Only Olympic medal: Jordanian blows competition away

Gold medallist, Ahmad Abughaush of Jordan celebrates on the podium after the men's -68kg Gold Medal Taekwondo contest at the 2016 Rio Olympic Games (Photo by Laurence Griffiths/Getty Images)
Gold medallist, Ahmad Abughaush of Jordan celebrates on the podium after the men's -68kg Gold Medal Taekwondo contest at the 2016 Rio Olympic Games (Photo by Laurence Griffiths/Getty Images)

While winning an Olympic medal is a personal goal for thousands of athletes, for 24 nations it is a dream that has only ever come true once. Tokyo2020.org looks at the glorious moment and the impact it had on the lives of the athletes who achieved it.

The background

Thirty-six years after making their debut at the Moscow 1980 Games, Jordan won their first ever Olympic medal and it happened to be gold.

Ahmad Abughaush, who was just 20 years old, headed into the Olympic Games Rio 2016 as an outside contender for a medal in the men's taekwondo -68kg division.

Born in Amman, the Jordanian capital, Abughaush first took up taekwondo at the age of six at a local training centre.

His talents were recognised early on and was eventually selected to join the national team. In 2010, he was the only Arab athlete to win gold at the Junior Taekwondo World Championship held in Egypt.

The following year he competed as a senior at the World Taekwondo Championships in the the finweight division (-54kg) but was defeated by eventual bronze medallist Meisam Bagheri in the Round of 32. Abughaush would continue to compete in 2012, even receiving the best Jordanian athlete award by the country's Olympic Committee. However, injuries stuck.

First it was a broken hip, which saw him unable to walk for two months, and the following week after his return he ruptured his right ACL - which led to him being out for a year. Returning once again, this time he tore his left knee, spending two years on the sidelines.

Alexey Denisenko of Russaia competes against Ahmad Abughaush of Jordan during the men's -68kg Gold Medal Taekwondo contest at the 2016 Rio Olympic Games (Photo by Laurence Griffiths/Getty Images)
Alexey Denisenko of Russaia competes against Ahmad Abughaush of Jordan during the men's -68kg Gold Medal Taekwondo contest at the 2016 Rio Olympic Games (Photo by Laurence Griffiths/Getty Images)
2016 Getty Images

History in the making

Jordan, a country with more than seven million people, has never sent more than 10 athletes to compete at an Olympic Games. In fact, there were only eight Jordanian athletes in Brazil. However, since the introduction of taekwondo on the Olympic programme in Sydney 2000, Jordan had always sent an athlete to compete.

The country came close to winning their first medal at Athens 2004 with Ibrahim Aqil, who made the bronze medal match, but he fell short to Frenchmen Pascal Gentil and finished in fourth place.

Twelve years later Abughaush headed to the Rio 2016 Games ranked no 10 in the world, and shattered expectations.

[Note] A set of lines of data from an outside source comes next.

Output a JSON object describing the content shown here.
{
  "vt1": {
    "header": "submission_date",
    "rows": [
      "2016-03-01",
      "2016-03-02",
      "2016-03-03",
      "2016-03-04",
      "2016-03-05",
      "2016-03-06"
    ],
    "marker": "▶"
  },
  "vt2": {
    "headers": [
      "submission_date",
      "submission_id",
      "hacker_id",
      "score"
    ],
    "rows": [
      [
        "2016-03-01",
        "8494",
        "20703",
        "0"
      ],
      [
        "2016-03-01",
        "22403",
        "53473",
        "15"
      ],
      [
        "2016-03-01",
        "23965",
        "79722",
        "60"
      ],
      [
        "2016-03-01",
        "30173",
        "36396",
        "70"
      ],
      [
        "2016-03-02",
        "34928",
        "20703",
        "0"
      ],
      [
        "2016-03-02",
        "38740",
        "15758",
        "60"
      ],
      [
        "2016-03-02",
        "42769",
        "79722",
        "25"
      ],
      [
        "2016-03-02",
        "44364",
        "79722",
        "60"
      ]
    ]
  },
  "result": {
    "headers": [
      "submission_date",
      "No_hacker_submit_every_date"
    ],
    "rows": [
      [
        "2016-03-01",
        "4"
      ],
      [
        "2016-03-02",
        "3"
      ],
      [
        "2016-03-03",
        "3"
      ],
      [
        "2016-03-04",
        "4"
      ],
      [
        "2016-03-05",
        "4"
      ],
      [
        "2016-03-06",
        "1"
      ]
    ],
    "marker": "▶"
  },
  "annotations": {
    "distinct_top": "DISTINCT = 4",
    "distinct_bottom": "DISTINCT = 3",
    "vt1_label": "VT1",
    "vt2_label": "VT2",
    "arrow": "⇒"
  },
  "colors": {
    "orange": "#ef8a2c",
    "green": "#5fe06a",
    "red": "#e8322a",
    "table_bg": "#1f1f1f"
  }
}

He beat both the two-time world champion and London 2012 silver medallist Lee Dae-hoon in the quarter-finals before defeating the reigning Olympic champion Joel Gonzalez of Spain in the semi-final.

In the final he faced Russia's Alexey Denisenko, who Abughaush had lost to in the Round of 64 at the 2015 World Championship, but this time he walked away as the victor. The Jordanian showed his skills and power, rarely missing the mark to secure a coveted gold medal - and Jordan's first Olympic medal ever - with a 10-6 win.

Speaking after his win Abughaush said: "It's an indescribable feeling to win the first medal in the history of Jordan in all the sports".

"It's also a great feeling to listen to the national anthem of Jordan being played in Rio in front of the whole world."

Life-changing impact

Since becoming an Olympic champion, Abughaush has become a celebrity in Jordan.

"Everyone comes up to me in the street. Now when I go to the mall, to the shops, everyone knows me and they come over to take some pictures with me," he told Olympic.org in 2018.

While the gold medallist had many opportunities including countless interviews across his home country and other parts of the Gulf, as well as being invited to watch Jordan's national women's football team train, he wants to continue inspiring the next generation.

"My favourite thing has been setting an example for the young people here in Jordan.

"Many people have taken up taekwondo since [the gold medal win]. I have become their role model, and not just for taekwondo athletes but for everyone in every sport. That is the best thing."

Since his Rio achievements, Abughaush has continued adding medals to his collection including a World Championship silver (2019) and bronze (2017), two 2017 Grand Pix golds and an 2018 Asian Games bronze.

He's also aiming to return to the Olympic Games at Tokyo 2020 and wants to re-write the history books once again.

"I hope I can become the first Jordanian to win two Olympic medals. My goal is to be on the podium and to get the gold again."